In cliche-ridden form, I am turning into my mother. It is an abiding memory from my childhood that my mother could never find her keys in her handbag, and she would curse and grumble that the damned things always sank to the bottom and hid from her.
And now I find myself doing the same. How is it possible, in a not-particularly-capacious handbag, to never be able to find my keys? So I decided to undertake a spot-check on the contents of my handbag.
I would like the jury to take into account that this bag is only approximately 25cm x 25cm. I would also like the jury to consider the fact that this snapshot of contents takes place on a day when I have been at work, and have not needed to go anywhere with LittleBear. In light of these two facts, I can reveal that my handbag contains:
A mobile phone (in a luminous green pouch, because otherwise it is completely invisible)
A bottle of water (belonging to LittleBear)
The remains of a packet of Cadbury's mini eggs (for emergency bribery)
A small packet of wet wipes
A packet of animal-print plasters
A tube of bonjela
Three pens, of which only one works
A swiss army knife
That irritating plastic widget that looks like a calculator but is actually to let me log on to my internet banking.

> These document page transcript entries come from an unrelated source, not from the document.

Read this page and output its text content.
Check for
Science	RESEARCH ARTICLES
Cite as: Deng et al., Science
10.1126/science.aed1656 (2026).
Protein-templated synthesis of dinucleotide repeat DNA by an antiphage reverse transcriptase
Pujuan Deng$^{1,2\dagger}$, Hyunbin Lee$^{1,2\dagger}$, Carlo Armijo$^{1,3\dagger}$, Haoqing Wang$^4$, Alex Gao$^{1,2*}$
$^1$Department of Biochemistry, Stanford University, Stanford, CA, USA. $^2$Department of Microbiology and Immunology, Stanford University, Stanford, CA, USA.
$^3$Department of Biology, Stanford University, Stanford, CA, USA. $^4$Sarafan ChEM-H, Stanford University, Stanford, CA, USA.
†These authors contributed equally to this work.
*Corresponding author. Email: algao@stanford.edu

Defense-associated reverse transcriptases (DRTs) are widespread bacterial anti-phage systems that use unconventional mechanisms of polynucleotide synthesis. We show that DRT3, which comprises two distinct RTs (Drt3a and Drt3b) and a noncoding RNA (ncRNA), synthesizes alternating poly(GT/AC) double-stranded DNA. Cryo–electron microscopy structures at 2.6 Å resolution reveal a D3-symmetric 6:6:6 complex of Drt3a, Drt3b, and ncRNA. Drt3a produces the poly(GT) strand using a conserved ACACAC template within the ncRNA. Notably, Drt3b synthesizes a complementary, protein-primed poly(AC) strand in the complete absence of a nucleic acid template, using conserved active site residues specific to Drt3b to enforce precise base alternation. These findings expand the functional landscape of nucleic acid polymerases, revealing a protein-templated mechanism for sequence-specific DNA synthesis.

An over-sized safety pin (nope, no idea)
A USB memory stick and "on-the-go" cable (because you never know when you might need an extra 32GB of memory for a mobile device...)
A small cuddly bunny
A used handkerchief
A tube of mascara that I don't remember owning
A set of house keys
A car key
Quite frankly it's beginning to look like a miracle that I ever find my keys, rather than a surprise that they're occasionally AWOL. And it's a good thing I have understanding colleagues as I stand in the middle of the office, literally pulling rabbits out of my bag, while I hunt for my car key to go home.